Saturday, December 16, 2023

 591. Counterenlightenment.

 In earlier items in this blog I discussed the Counter Enlightenment of Vico, Hamann, Kierkegaard, Adorno, Nietzsche and the postmodern French philosophers. Foucault, Gadamer, Lyotard, Derrida, and Rorty. They criticised the dominance of reason, universalism, absolutism, equilibrium, mono-disciplinarity, and static, rigid world views.

 In his book ‘Cosmopolis’ Stephen Toulmin argued that there was an earlier attempt, with theb humanism of Erasmus, and Montaigne, who pleaded for tolerance, diversity, individualism,  The king of France Henry IV, engineered the ‘Edict of Nantes’ that ensured the liberty of religion in France.

 According to Toulmin, this period ended with the murder of Herry IV in 1610, and the revocation of the Edict of Nantes. This initiated endless religious wars, upheavals, poverty and strife in the 17th century, which is often lauded as ‘the age of reason’, but engendered dogmatism, separation of scientific disciplines, absolutist, universalist pretentions in science, religion and politics, which would justify the religious and political oppositions, and emergence of separate states to contain the wars. One sceptical 17th century philosopher was David Hume. The philosopher Kant launched his critical theory, and maintained a universalist ethics.
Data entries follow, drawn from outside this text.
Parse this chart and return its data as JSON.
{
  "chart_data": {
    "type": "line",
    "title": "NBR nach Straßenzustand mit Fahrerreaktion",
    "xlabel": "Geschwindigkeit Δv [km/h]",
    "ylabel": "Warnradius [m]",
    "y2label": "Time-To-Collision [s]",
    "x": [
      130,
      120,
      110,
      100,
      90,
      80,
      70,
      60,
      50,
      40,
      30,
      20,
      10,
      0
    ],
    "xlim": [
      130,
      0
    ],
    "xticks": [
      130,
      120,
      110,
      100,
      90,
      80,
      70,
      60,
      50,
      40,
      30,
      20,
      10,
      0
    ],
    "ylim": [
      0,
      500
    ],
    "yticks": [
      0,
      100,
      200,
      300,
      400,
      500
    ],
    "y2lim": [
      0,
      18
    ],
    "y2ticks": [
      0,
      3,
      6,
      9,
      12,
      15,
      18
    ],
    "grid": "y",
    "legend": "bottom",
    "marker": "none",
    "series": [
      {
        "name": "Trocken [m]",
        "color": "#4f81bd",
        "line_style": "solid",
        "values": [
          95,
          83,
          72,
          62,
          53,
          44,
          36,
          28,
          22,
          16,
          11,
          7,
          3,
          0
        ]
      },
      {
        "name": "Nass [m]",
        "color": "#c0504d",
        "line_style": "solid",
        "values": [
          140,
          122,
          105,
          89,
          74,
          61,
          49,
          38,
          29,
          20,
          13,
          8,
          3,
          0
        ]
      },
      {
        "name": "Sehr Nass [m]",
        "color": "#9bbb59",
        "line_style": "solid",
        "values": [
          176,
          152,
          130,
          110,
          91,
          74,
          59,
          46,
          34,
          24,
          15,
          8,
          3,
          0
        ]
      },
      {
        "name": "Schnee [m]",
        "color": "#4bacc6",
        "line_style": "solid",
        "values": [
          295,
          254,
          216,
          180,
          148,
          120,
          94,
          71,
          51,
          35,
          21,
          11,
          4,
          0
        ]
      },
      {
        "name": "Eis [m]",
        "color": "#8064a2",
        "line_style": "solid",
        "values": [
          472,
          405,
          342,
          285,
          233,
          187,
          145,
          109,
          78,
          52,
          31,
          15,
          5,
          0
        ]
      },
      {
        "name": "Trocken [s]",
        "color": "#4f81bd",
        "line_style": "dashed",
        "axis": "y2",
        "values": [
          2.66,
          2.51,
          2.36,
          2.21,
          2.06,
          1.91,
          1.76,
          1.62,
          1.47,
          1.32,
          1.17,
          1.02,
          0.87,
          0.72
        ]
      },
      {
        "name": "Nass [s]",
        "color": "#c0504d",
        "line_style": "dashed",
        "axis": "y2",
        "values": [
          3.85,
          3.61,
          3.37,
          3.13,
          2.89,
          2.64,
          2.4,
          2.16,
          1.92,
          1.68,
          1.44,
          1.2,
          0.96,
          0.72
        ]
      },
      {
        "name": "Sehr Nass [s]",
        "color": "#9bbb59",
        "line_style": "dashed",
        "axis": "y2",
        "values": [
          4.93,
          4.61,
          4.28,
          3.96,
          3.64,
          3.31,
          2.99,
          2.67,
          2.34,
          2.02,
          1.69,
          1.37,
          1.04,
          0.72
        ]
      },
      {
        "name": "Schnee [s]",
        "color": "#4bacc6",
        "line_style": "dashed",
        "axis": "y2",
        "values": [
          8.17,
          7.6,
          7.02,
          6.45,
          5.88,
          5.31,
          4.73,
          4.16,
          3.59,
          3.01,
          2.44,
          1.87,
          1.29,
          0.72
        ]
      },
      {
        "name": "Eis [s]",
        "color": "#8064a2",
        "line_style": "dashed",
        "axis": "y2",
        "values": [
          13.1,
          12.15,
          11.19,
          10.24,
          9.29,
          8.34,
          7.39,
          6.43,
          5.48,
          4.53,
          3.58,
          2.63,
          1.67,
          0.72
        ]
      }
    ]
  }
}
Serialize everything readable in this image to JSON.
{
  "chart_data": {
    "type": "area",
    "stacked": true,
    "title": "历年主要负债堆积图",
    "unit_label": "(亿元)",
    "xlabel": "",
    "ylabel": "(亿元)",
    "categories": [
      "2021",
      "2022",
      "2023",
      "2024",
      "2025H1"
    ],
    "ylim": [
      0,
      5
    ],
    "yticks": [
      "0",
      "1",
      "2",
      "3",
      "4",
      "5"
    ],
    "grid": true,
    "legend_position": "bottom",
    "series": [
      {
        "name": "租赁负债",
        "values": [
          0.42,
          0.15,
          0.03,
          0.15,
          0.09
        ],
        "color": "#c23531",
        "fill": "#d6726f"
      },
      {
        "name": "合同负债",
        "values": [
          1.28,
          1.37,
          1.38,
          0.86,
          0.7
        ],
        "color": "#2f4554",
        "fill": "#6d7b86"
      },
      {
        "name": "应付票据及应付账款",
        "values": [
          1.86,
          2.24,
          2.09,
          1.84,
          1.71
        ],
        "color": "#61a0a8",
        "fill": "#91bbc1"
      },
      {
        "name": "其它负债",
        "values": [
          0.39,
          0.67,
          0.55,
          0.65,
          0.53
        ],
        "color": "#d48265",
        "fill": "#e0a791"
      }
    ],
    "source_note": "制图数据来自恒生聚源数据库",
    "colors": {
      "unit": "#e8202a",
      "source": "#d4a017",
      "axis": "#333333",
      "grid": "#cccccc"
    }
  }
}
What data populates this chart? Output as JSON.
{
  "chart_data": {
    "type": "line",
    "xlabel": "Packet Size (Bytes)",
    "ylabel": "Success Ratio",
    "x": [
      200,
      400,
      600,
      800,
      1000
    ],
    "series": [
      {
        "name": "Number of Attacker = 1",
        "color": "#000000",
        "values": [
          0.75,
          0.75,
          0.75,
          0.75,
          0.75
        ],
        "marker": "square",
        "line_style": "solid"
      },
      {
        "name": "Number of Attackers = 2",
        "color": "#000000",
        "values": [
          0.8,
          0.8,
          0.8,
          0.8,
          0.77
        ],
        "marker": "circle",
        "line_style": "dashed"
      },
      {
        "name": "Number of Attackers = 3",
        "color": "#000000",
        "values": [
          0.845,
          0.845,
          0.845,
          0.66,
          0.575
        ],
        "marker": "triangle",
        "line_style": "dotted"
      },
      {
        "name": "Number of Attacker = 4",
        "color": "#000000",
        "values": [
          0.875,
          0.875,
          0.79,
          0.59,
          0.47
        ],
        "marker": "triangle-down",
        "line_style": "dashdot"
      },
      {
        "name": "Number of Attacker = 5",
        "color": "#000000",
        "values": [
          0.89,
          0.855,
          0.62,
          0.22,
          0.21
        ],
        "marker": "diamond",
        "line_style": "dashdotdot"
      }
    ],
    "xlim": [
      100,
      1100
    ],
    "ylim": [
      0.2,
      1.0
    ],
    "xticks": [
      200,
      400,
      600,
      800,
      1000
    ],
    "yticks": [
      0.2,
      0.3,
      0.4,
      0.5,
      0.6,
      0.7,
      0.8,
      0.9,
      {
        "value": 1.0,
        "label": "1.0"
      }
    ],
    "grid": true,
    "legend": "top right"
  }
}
 The Enlightenment of the 18th century celebrated reason and the imposition of static ultimate, absolute order, universalist science and rule, until the 20th century (Nietzsche died in 1900) The Enlightenment heritage had grown static and dogmatic.

 Now we see a re-emergence of intolerance, universalism (‘our values apply to everyone, one populace’). exclusion, absolutism, nationalism. isolationism (no more help for Ukraine, exit from the EU), rigidity and conservatism (no change) indifference to environmental damage, in waves of populism. We can hardly call that a re-emergence of Enlightenment, since it is irrationalist. It is more a darkening inhumanism.